No sé por qué hace dos días me vino a la cabeza otra vez el libro y me dije que una buena forma de recordarlo sería viendo la peli.
¡Qué gran acierto! recuerdo que cuando leí la novela, al principio, Paloma no terminaba de gustarme, demasiado inteligente para sus doce años, las palabras en su boca me parecían pedantería de la autora,(lo comparé entonces con Scout Finch, niña también inteligentísima que no se me hizo pedante en absoluto)...poco a poco me lo fui creyendo y Paloma terminó convenciéndome.
Pero, sin duda, es Renee, la portera del edificio, mi personaje favorito y al verla, la he recordado, de hecho, es exáctamente como la imaginé, ver la película me ha hecho quererla más.
Ese erizo solitario, que adora Ana Karenina, humilde, pero a la vez soberbio, en apareincia frío, pero empático y que cree que no merece nada.
Renee tuvo suerte, tarde, pero conoció a dos personas muy parecidas a ella, personas con las que sentía unida sin necesidad de decir mucho, porque tenían su misma sensibilidad. (Empieza el desvarío)
Muchos viven condenados a la soledad, a decir cosas que a la mayoría puedan resultar extrañas y es probable que puedan salirte con simplificaciones al estilo de un libro de autoayuda, pero es que la vida no es tan simple. ¿Y cómo se los haces entender? Mejor olvídalo...no pierdas el tiempo, no podrás con alguien que le dice sí a todo, que no ve los matices grisáceos de la existencia... porque lo difícil radica, muchas veces, en decir no. Porque la simplicidad de un , no podrá compararse nunca con la complejidad de un no sé. Porque sólo los que piensan y se conocen en profundidad, reconocen que no todo es posible, que, a veces ,no basta con querer. Para eso somos demasiado civilizados o demasiado bárbaros, depende de cómo se mire.
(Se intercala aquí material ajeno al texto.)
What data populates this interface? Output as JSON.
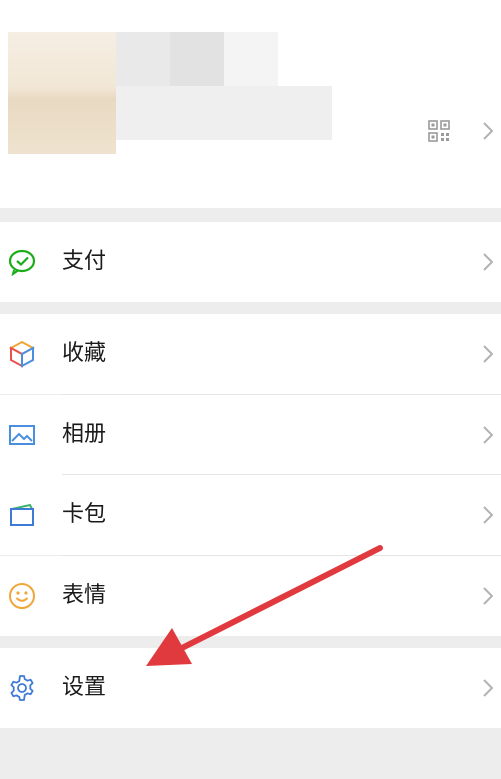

Y puedes intentar perseguir tus ideales, pero no siempre los alcanzas y puede que alcanzarlos tampoco sea lo que te haga feliz.
Los sentimientos, las emociones y la mente humana son complejos, son una curva no una línea...bueno, excepto para los que son lineales. Y te preguntas cómo es posible que haya tantas diferencias dentro de una misma especie.
"Quizá sea eso la vida: mucha desesperación pero también algunos momentos de belleza donde el tiempo ya no es igual. Es como ni las notas musicales hicieran una suerte de paréntesis en el tiempo, una suspensión, otro lugar aquí mismo, un siempre en el jamás".